We are convinced, as Borges was, that a book has to go beyond the intention of its author. We are aware, however, that its transcendence depends on the capabilities to overcome the many limitations of time and the human condition.

We recognise that the content of this book that is now in your hands has exceeded our limitations and expectations; fortunately, we can say that we have failed in our primary intention. The artworks and texts that compose this yearbook make us feel privileged as editors and readers, given the power of imagination, abstraction and understanding of our time by each and every one of the contributors that made it happen.

This year we have seen the need to ensure our commitment to the present actively, and to respond with this platform that is ENTKUNSTUNG to the challenges that our time is forcing us to face. Populism has ceased to be a ghost of the past, and it has been established in our society. Everywhere around the world irresponsible leaders without shame are assaulting our democratic institutions, supported by majorities in their worst and most deluded version. This is one of the many reasons why it is impossible for us to attend this spectacle of history as mere passive spectators.

As editors, we have a responsibility towards our time, but above all, we are firmly committed to the artworks and articles, to the endeavour made by artists and authors, who with their particular language are encouraging us to comprehend, to confront and to disrupt the status quo that reigns in our contemporaneity. Thus, our effort is simple: We try to serve as intermediaries between artists and readers, wishing that the pages that follow will forge new experiences and questions about the essence of our time.

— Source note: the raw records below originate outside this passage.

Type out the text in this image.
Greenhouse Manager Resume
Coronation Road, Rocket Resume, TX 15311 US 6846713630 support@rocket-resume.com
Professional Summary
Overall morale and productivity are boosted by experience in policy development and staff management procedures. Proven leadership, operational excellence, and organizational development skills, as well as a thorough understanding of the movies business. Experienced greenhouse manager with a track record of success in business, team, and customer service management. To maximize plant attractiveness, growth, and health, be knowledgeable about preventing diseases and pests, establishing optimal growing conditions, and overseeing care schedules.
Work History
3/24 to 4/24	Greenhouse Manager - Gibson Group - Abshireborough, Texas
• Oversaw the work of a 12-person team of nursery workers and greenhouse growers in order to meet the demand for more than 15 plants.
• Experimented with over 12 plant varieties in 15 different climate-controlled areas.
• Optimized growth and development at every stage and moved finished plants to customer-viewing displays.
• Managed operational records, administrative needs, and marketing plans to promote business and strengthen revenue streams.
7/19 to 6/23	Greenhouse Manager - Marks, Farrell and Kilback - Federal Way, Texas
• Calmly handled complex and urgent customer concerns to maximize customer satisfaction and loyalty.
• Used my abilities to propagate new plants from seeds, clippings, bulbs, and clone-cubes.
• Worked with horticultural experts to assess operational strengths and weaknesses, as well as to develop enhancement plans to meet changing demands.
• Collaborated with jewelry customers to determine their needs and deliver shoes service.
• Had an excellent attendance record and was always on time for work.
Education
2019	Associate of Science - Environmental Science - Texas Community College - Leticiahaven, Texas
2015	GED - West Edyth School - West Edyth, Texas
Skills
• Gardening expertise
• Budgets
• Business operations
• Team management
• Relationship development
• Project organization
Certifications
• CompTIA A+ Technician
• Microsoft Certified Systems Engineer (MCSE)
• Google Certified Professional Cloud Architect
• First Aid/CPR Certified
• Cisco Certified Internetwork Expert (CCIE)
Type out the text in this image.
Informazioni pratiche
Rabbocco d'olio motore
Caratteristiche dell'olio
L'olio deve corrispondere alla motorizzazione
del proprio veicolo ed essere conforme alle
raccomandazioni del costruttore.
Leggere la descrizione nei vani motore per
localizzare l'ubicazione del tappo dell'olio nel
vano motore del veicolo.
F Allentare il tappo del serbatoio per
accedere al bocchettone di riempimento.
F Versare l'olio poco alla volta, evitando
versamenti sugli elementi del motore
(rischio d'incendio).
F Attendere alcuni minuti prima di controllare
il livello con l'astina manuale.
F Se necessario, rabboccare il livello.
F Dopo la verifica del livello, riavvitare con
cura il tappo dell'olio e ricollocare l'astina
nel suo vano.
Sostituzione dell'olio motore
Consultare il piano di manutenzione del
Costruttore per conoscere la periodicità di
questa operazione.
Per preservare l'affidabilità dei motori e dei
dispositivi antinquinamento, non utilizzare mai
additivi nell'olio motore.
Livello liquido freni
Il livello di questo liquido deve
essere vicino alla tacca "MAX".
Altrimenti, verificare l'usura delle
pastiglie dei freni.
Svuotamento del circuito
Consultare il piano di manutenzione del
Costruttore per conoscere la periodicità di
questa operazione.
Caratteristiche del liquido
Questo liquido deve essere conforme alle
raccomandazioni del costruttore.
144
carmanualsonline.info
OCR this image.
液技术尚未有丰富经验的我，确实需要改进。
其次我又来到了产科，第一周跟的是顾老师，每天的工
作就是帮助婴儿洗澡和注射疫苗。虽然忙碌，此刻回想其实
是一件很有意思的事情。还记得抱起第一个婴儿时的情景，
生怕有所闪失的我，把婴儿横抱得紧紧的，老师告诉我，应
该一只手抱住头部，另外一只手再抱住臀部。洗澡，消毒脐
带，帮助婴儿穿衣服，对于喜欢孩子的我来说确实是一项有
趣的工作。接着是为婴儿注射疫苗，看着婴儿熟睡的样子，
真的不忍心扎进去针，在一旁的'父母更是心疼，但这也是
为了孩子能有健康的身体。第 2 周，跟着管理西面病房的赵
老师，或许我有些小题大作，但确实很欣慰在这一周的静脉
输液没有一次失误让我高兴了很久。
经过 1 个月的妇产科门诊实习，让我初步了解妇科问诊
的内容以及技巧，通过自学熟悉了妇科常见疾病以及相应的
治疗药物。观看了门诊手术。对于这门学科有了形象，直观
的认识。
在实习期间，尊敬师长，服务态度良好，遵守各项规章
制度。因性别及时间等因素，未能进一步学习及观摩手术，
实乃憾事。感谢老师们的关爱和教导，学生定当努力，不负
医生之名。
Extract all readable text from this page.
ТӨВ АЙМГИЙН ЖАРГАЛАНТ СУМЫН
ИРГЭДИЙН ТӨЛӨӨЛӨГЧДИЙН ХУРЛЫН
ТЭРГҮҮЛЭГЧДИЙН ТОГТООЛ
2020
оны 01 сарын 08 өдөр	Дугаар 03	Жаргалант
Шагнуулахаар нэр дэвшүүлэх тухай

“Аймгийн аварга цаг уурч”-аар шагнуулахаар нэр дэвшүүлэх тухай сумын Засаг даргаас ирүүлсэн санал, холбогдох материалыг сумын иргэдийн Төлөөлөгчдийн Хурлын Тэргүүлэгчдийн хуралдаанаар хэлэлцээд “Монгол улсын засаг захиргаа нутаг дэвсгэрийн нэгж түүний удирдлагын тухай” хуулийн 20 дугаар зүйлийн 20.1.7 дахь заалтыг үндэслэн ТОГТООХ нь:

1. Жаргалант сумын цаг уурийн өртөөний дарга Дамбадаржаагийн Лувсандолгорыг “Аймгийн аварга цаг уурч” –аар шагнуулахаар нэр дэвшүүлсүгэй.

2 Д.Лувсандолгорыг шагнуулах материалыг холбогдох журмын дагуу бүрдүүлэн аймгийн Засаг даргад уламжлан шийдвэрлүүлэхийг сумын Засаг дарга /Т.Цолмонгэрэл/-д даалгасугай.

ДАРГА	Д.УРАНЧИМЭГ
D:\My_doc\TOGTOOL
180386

History, as many philosophers and historians have said, is a problem that is conjugated in the present tense, and that makes use of the imperative form. Understanding the contemporary world and finding out as much as possible about its raison d‘être and the phenomena that characterise it is an obligation in times where there are fewer excuses for being passive, permissive, and indifferent. Instead of merely wondering at the complexity of our world, we must strengthen our ability to interpret it and criticise it. This is what the artists and authors present in this book are fostering with their envisions of life: creating possible worlds that are contributing to shaping a more thoughtful and collective present.

We hope you can see this book as we do: as an extension of memory; interpretations of our time that aspire to reinvent the world anew, “as a whole to be imagined”.